Yeah. That is the sound I make in the morning. Something like a growl and a moan and a sigh and sad resignation that I must leave my cozy cocoon of a bed and face the day. (side note: I do not typically make this sound on weekends, holidays, or days when I don't have to work)
This morning the alarm went off at 4:30 am. You read that correctly. 4:30 in the AM. Before the ass crack of dawn. I'm pretty certain it is before the dawn of man. Or something like that. I have to set my first alarm that early or when my second alarm goes off at 5:15 and I start to hit snooze I won't have begun the process of drifting out of the catatonic state I fondly call sleep.
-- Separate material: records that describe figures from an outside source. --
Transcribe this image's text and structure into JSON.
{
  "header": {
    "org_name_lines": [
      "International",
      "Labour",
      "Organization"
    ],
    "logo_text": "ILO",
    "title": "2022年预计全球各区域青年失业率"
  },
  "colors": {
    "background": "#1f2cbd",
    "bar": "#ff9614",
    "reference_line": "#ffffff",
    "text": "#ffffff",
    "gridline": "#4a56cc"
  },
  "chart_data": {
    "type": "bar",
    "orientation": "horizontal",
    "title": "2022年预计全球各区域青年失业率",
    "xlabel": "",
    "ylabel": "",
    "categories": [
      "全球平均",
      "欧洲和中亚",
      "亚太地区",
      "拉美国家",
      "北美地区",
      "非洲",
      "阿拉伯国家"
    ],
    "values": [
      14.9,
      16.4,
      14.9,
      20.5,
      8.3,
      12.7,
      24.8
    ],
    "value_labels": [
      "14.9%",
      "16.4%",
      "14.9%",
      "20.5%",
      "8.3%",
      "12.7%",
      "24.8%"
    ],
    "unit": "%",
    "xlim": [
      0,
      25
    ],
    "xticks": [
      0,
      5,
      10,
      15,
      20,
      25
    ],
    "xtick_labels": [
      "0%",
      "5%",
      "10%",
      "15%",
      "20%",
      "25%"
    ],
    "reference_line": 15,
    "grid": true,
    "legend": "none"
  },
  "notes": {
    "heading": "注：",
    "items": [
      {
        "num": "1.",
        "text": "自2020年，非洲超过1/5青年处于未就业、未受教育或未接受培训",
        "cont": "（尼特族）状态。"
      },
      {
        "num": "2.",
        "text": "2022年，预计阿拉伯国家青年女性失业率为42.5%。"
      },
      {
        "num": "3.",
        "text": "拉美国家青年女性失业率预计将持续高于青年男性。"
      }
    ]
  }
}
When my alarm went off I had someone snuggled right up next to me. And I mean Right. Next. To. Me. Now, my brain does not fully function thoughts until I have been up and moving (and consumed coffee) for about an hour. So when this someone murmured into my ear "happy 10th anniversary of our first date" I was a little confused. Here I am all "mmmmfrrrgrrrrggggg awake no mmmmmfffrrrggggrrrggg" and he is all sweet and cuddly and loving me.
Needless to say, I failed at the "wish my spouse a happy first date anniversary first" thing this year. I didn't even get it in until over an hour later before I walked out the door. I think I actually fell back asleep after he said it. (I fail at mornings)
But, all that aside, it is the tenth anniversary of our first date. One zero. Ten. 10. In many ways it feels like yesterday and in many, many, many more it seems like a lifetime ago. Last year on this day I wrote a retrospective about our time together. Today I feel fortunate to add another 365 days to our total. Another year of laughter, mornings, travels, dates, dinners at home, holidays, baseball games, moments small and large. From one date, a family has been made. Tonight we will celebrate our little family by going out on another date-all of us. And talk of the ten years yet to come.
I am one lucky lady. Even if I don't acknowledge it at 4:30 in the morning.